In prior art mass spectrometry, various techniques have successfully been established to volatilize and ionize biological macromolecules: Fast Atom Bombardment (FAB) [1], Electro Spray Ionization (ESI) [2, 3] and Matrix Assisted Laser Desorption/Ionization (MALDI) [4, 5, 6, 7]. In the MALDI method, the macromolecules are embeded with low concentration in a matrix of material with high photon absorption. When illuminated with high intensity laser light, the matrix heats up rapidly and evaporates into a plasma. During evaporation momentum is transferred to the macromoleculs which are subsequently ionized in the plasma. Because the matrix plasma cools rapidly, most macromolecules remain intact. In prior art mass spectrometers the masses of those ionized macromolecules are determined with the time-of-flight (TOF) method [3, 7, 8], with the Fourier Transform Ion Cyclotron Resonance (FT-ICR) method [2, 5, 6] or with the single or multi quadrupol mass filter method [9, 10].

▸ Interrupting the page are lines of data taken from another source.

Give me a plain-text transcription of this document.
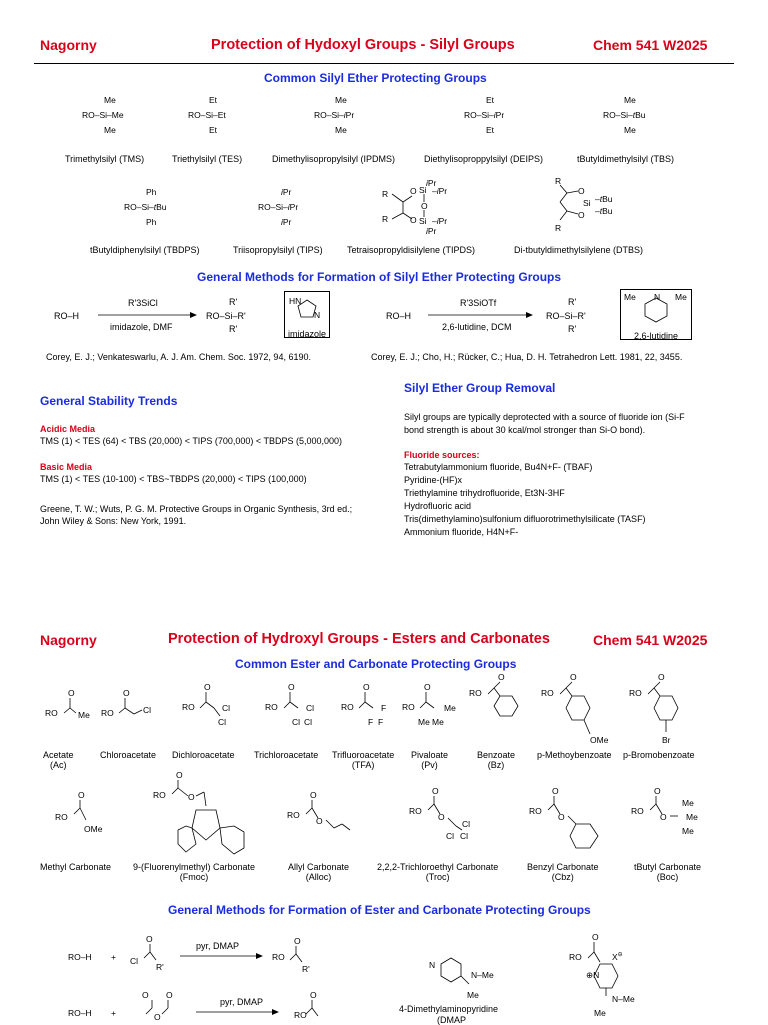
Nagorny	Protection of Hydoxyl Groups - Silyl Groups	Chem 541 W2025
Common Silyl Ether Protecting Groups
Me
RO–Si–Me
Me
Et
RO–Si–Et
Et
Me
RO–Si–iPr
Me
Et
RO–Si–iPr
Et
Me
RO–Si–tBu
Me
Ph
RO–Si–tBu
Ph
iPr
RO–Si–iPr
iPr
R	O Si
iPr
–iPr
O
O Si –iPr
iPr
R
R
O
Si –tBu
–tBu
O
R
Trimethylsilyl (TMS)	Triethylsilyl (TES)	Dimethylisopropylsilyl (IPDMS)	Diethylisoproppylsilyl (DEIPS)	tButyldimethylsilyl (TBS)
tButyldiphenylsilyl (TBDPS)	Triisopropylsilyl (TIPS)	Tetraisopropyldisilylene (TIPDS)	Di-tbutyldimethylsilylene (DTBS)
General Methods for Formation of Silyl Ether Protecting Groups
RO–H
R'3SiCl
imidazole, DMF
R'
RO–Si–R'
R'
HN
N
imidazole
RO–H
R'3SiOTf
2,6-lutidine, DCM
R'
RO–Si–R'
R'
Me N Me
2,6-lutidine
Corey, E. J.; Venkateswarlu, A. J. Am. Chem. Soc. 1972, 94, 6190.	Corey, E. J.; Cho, H.; Rücker, C.; Hua, D. H. Tetrahedron Lett. 1981, 22, 3455.
Silyl Ether Group Removal
General Stability Trends
Acidic Media
TMS (1) < TES (64) < TBS (20,000) < TIPS (700,000) < TBDPS (5,000,000)
Basic Media
TMS (1) < TES (10-100) < TBS~TBDPS (20,000) < TIPS (100,000)
Greene, T. W.; Wuts, P. G. M. Protective Groups in Organic Synthesis, 3rd ed.;
John Wiley & Sons: New York, 1991.
Silyl groups are typically deprotected with a source of fluoride ion (Si-F
bond strength is about 30 kcal/mol stronger than Si-O bond).
Fluoride sources:
Tetrabutylammonium fluoride, Bu4N+F- (TBAF)
Pyridine-(HF)x
Triethylamine trihydrofluoride, Et3N-3HF
Hydrofluoric acid
Tris(dimethylamino)sulfonium difluorotrimethylsilicate (TASF)
Ammonium fluoride, H4N+F-
Nagorny	Protection of Hydroxyl Groups - Esters and Carbonates	Chem 541 W2025
Common Ester and Carbonate Protecting Groups
RO
O
Me RO
O
Cl	RO
O
Cl
Cl
RO
O
Cl
Cl Cl
RO
O
F
F F
RO
O
Me
Me Me
RO
O
RO
O
OMe
RO
O
Br
RO
O
OMe
RO
O
O
RO
O
O
RO
O
O
Cl
Cl
Cl
RO
O
O
RO
O
O
Me
Me
Me
Acetate
(Ac)
Chloroacetate Dichloroacetate Trichloroacetate Trifluoroacetate
(TFA)
Pivaloate
(Pv)
Benzoate
(Bz)
p-Methoybenzoate p-Bromobenzoate
Methyl Carbonate 9-(Fluorenylmethyl) Carbonate
(Fmoc)
Allyl Carbonate
(Alloc)
2,2,2-Trichloroethyl Carbonate
(Troc)
Benzyl Carbonate
(Cbz)
tButyl Carbonate
(Boc)
General Methods for Formation of Ester and Carbonate Protecting Groups
RO–H +
O
Cl
R'
RO
O
R'	N
N–Me
Me
RO
O
X⊖
⊕N
N–Me
Me
RO–H +
O
O
O
RO
O
pyr, DMAP
pyr, DMAP
4-Dimethylaminopyridine
(DMAP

The disadvantage of prior art ionizing particle detectors used in mass spectrometers for macromolecules is the strong decrease of ionization efficiency for massive macromolecules owing to their decreasing particle velocities [11, 12]. In state of the art detectors for mass spectrometry, the accelerated macromolecule emits an electron on impact with the detector which is subsequently multiplied by electron multiplier techniques. The efficiency to emit said first electron depends on the velocity of the impacting particle [11] which for a massive macromolecule is small. This lack of detector efficiency can be compensated for in prior art mass spectrometers by increasing the flux of macromolecules, however by the expense of decreasing the overall system sensitivity. Generally, in prior art mass spectrometers the detection of macromolecules with masses larger than typically 50000 amu is inefficient. With the FT-ICR technique much larger masses can be detected, however, at the expense of large integration times of the order of one second, excluding applications where high throughput is required.

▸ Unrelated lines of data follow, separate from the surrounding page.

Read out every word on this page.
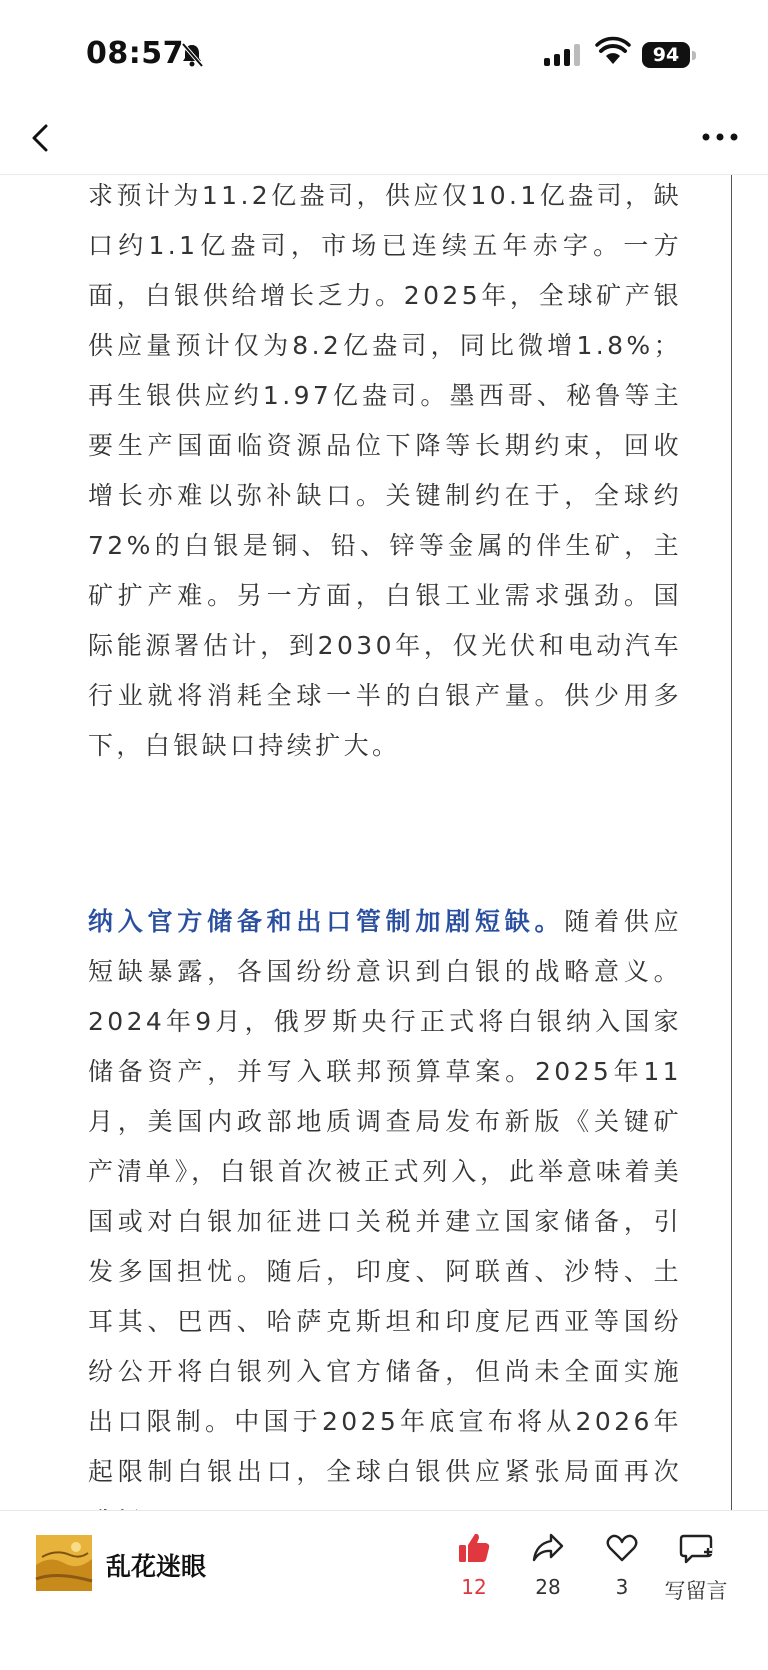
08:57	94

求预计为11.2亿盎司，供应仅10.1亿盎司，缺口约1.1亿盎司，市场已连续五年赤字。一方面，白银供给增长乏力。2025年，全球矿产银供应量预计仅为8.2亿盎司，同比微增1.8%；再生银供应约1.97亿盎司。墨西哥、秘鲁等主要生产国面临资源品位下降等长期约束，回收增长亦难以弥补缺口。关键制约在于，全球约72%的白银是铜、铅、锌等金属的伴生矿，主矿扩产难。另一方面，白银工业需求强劲。国际能源署估计，到2030年，仅光伏和电动汽车行业就将消耗全球一半的白银产量。供少用多下，白银缺口持续扩大。

纳入官方储备和出口管制加剧短缺。随着供应短缺暴露，各国纷纷意识到白银的战略意义。2024年9月，俄罗斯央行正式将白银纳入国家储备资产，并写入联邦预算草案。2025年11月，美国内政部地质调查局发布新版《关键矿产清单》，白银首次被正式列入，此举意味着美国或对白银加征进口关税并建立国家储备，引发多国担忧。随后，印度、阿联酋、沙特、土耳其、巴西、哈萨克斯坦和印度尼西亚等国纷纷公开将白银列入官方储备，但尚未全面实施出口限制。中国于2025年底宣布将从2026年起限制白银出口，全球白银供应紧张局面再次

乱花迷眼
12	28	3	写留言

Mass spectrometry is used in biology for protein sequencing [9, 13] and protein identification [10] by measuring the mass distribution of protein-fragments. It is also considered to be a promising technique to increase the speed and to reduce the cost in DNA-sequencing [2, 3, 5, 6, 7, 8, 14]. The standard DNA-sequencing procedure is to separate an aliquot of DNA-fragments, prepared according to the Maxam-Gilbert and Sanger strategy, using the pulsed gel-electrophoresis technique [15, 16]. In this technique, the DNA-fragments are separated by their lengths according to their migration properties in a gel to which an electrical field is applied. The spatially separated bands of DNA-fragments are conventionally recorded by auto-radiography and fluorescent techniques.
The disadvantage of said gel-electrophoresis technique is the slow sequencing rate and the poor mass resolution for very large DNA-fragments. The disadvantage of prior art mass spectrometers for high rate DNA-sequencing is the low sensitivity of ionizing detectors for DNA-fragments consisting of more than 100 bases, making inaccessible the increase in DNA-sequencing rate which is possible with mass spectrometry.